The performance of HercepTest, the only approved IHC method of HER-2 testing, has recently been questioned (18). The study reported a high level of staining of normal epithelium and a high number of apparent false-positive tests compared with FISH and two other antibodies. This may have been a result of the use of alcoholic formalin as a primary fixative. DAKO specifically advises the use of neutral-buffered formalin in the HercepTest package insert. All our cases were initially fixed with buffered formalin, and staining of normal epithelium was not a problem, emphasizing the importance of the initial fixative. We consider membranous staining of normal epithelium unacceptable for stain interpretation. In contrast, others have found HercepTest to perform well (19). In the present study, HercepTest sensitivity and specificity were comparable to A0485 and TAB250. However, with TAB250 and HercepTest, the +2 stained cases had a low PPV in predicting gene amplification, and if +2 stain were interpreted as positive, more patients with FISH nonamplified status would be treated. In addition, the NPV of +1 with HercepTest and A0485 was poor.
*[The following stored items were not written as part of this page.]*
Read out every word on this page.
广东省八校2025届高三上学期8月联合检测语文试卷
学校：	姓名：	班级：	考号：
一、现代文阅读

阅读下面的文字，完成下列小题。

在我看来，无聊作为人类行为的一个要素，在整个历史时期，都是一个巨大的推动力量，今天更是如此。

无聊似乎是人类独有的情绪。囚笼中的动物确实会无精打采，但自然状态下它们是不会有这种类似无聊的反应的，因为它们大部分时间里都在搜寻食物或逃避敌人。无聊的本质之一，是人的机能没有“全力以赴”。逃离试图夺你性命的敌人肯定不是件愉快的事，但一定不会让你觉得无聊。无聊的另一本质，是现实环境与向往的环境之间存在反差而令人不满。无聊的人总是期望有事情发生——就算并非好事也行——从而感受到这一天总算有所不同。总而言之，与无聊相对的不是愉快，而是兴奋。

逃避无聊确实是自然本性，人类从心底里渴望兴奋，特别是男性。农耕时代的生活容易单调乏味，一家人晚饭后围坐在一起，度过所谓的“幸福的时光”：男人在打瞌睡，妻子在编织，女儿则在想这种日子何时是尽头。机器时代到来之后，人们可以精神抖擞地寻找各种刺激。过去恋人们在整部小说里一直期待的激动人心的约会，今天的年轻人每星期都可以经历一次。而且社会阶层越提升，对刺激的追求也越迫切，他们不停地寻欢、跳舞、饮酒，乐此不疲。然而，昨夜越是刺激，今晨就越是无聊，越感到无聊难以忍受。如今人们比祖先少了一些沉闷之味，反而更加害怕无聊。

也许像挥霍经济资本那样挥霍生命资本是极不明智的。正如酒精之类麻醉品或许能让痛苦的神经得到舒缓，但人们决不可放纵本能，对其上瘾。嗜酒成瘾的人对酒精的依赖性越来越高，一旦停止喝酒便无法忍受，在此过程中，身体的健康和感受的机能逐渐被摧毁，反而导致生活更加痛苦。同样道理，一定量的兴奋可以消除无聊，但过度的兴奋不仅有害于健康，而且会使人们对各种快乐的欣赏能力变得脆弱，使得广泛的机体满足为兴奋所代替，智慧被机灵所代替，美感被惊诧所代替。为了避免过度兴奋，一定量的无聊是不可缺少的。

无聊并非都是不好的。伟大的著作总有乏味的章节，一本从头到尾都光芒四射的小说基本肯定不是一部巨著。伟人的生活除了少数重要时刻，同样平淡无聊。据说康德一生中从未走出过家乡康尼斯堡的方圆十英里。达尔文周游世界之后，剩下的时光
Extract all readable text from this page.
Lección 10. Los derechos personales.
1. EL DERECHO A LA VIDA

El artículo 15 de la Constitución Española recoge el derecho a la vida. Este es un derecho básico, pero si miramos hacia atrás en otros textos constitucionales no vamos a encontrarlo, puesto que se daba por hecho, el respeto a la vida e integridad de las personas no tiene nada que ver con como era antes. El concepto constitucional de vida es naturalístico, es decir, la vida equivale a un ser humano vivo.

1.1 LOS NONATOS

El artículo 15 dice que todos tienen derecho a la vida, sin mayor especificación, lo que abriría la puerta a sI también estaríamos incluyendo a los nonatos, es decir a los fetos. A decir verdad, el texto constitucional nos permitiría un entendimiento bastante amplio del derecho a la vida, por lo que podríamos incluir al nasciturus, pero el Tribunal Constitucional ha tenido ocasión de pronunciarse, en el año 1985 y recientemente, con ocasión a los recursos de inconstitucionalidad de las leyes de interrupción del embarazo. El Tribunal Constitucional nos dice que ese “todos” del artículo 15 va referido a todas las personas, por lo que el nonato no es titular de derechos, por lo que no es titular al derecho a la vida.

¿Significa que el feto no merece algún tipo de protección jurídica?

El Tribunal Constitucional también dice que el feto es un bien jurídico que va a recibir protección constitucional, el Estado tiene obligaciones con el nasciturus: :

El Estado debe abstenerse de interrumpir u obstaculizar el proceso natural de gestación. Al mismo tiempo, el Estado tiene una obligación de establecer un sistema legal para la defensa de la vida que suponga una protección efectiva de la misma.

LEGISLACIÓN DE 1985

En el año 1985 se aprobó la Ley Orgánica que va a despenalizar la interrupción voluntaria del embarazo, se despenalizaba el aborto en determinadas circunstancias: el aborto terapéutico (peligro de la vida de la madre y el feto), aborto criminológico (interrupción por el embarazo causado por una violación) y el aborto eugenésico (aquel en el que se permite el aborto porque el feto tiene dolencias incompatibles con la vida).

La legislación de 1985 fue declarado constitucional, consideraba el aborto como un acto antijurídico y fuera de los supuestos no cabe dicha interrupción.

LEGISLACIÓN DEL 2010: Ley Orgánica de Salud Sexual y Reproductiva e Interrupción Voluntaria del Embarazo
Antigen retrieval may increase the sensitivity of IHC. However, using the same primary polyclonal antibody, this study found comparable results with antigen retrieval (HercepTest) and without antigen retrieval (A0485). We now use A0485 with a microwave antigen retrieval method as specified by the manufacturer. A higher antibody dilution is required to avoid excess cytoplasmic and background staining. This again highlights the need for controls that include nonstaining benign epithelium.
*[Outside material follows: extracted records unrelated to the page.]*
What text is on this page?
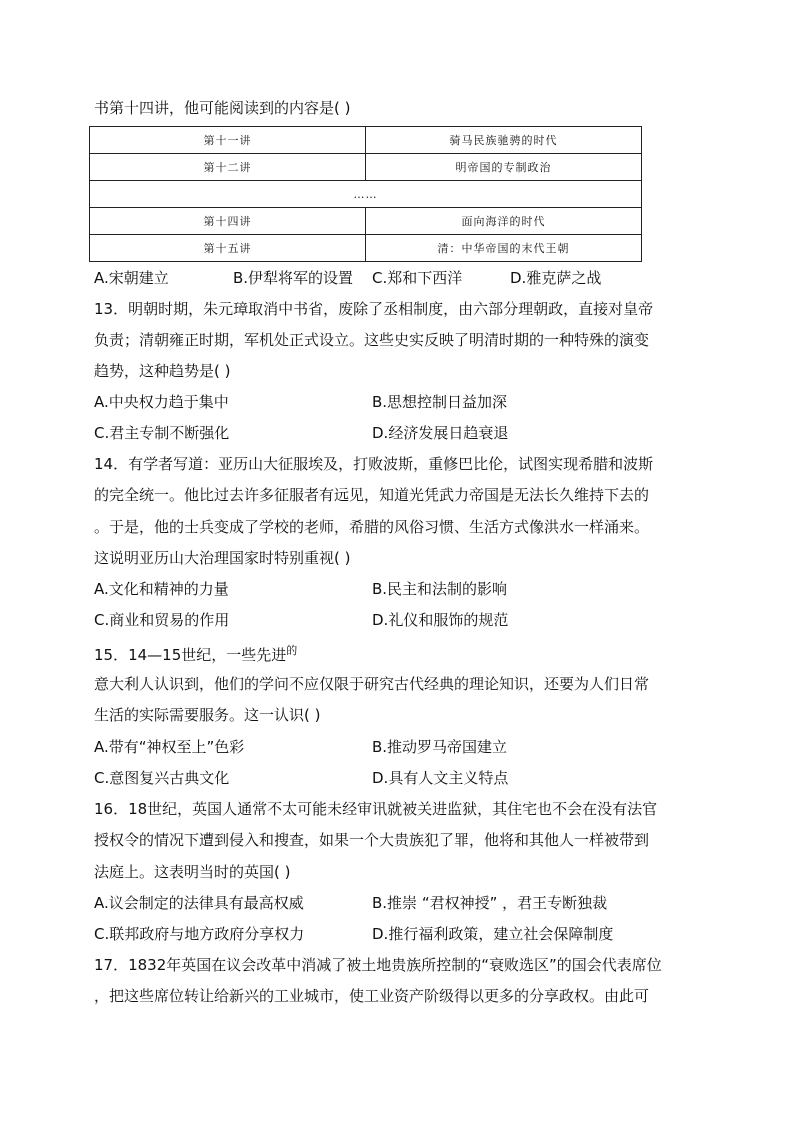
书第十四讲，他可能阅读到的内容是( )
第十一讲	骑马民族驰骋的时代
第十二讲	明帝国的专制政治
……	
第十四讲	面向海洋的时代
第十五讲	清：中华帝国的末代王朝
A.宋朝建立	B.伊犁将军的设置 C.郑和下西洋	D.雅克萨之战
13．明朝时期，朱元璋取消中书省，废除了丞相制度，由六部分理朝政，直接对皇帝
负责；清朝雍正时期，军机处正式设立。这些史实反映了明清时期的一种特殊的演变
趋势，这种趋势是( )
A.中央权力趋于集中	B.思想控制日益加深
C.君主专制不断强化	D.经济发展日趋衰退
14．有学者写道：亚历山大征服埃及，打败波斯，重修巴比伦，试图实现希腊和波斯
的完全统一。他比过去许多征服者有远见，知道光凭武力帝国是无法长久维持下去的
。于是，他的士兵变成了学校的老师，希腊的风俗习惯、生活方式像洪水一样涌来。
这说明亚历山大治理国家时特别重视( )
A.文化和精神的力量	B.民主和法制的影响
C.商业和贸易的作用	D.礼仪和服饰的规范
15．14—15世纪，一些先进$^的$
意大利人认识到，他们的学问不应仅限于研究古代经典的理论知识，还要为人们日常
生活的实际需要服务。这一认识( )
A.带有“神权至上”色彩	B.推动罗马帝国建立
C.意图复兴古典文化	D.具有人文主义特点
16．18世纪，英国人通常不太可能未经审讯就被关进监狱，其住宅也不会在没有法官
授权令的情况下遭到侵入和搜查，如果一个大贵族犯了罪，他将和其他人一样被带到
法庭上。这表明当时的英国( )
A.议会制定的法律具有最高权威	B.推崇 “君权神授” ，君王专断独裁
C.联邦政府与地方政府分享权力	D.推行福利政策，建立社会保障制度
17．1832年英国在议会改革中消减了被土地贵族所控制的“衰败选区”的国会代表席位
，把这些席位转让给新兴的工业城市，使工业资产阶级得以更多的分享政权。由此可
An unknown in this study is the number of false-negative FISH cases. It is possible that some of the IHC false-positive cases were actually FISH false-negative cases. Problems we noted in the interpretation of FISH staining included weak signal interpretation, variability in signal intensity over the section, separation of in situ from invasive cancer cells, and loss of tissue architecture with digestion. The biological significance of the IHC positive–FISH nonamplified cases remains to be seen, although a recent report (13) suggests that the FISH status may be relevant to therapy response.

There is a need to correlate clinical response to Herceptin therapy with Her-2 protein and gene expression levels. As this remains a critical issue in predictive testing, until we have examined our own outcome data in terms of test results and response to Herceptin therapy, we propose to continue to collect both IHC and FISH data on Herceptin-treated cases.

CONCLUSIONS

The results of this study can be summarized as follows.

  1. 1

    Provided that initial fixation of tissue is with 10% buffered formalin, blocks from all hospitals and of all ages were suitable for IHC and FISH analysis.

  2. 2

    For DAKO A0485, TAB250, and HercepTest there was generally good concordance between IHC and FISH.

  3. 3

    Interobserver agreement for stain interpretation was high for the 4 antibodies when there was negative (0) or strong (+3) staining but was poor for weak (+1) and moderate (+2) staining.

  4. 4

    The positive and negative predictive values varied by stain intensity. For most antibodies, stain intensities of +1 and +2 were not sufficiently predictive, suggesting that FISH should be added as a second test. Intensity should always be compared with a positive (+3) control slide that includes nonstaining normal epithelium.

  5. 5

    Sections with scant invasive carcinoma, marked tissue fragmentation, excess cytoplasmic staining, or staining of normal epithelium should be rejected. Repeat IHC staining on a more suitable section, with a lower antibody concentration, or FISH analysis should be performed as needed.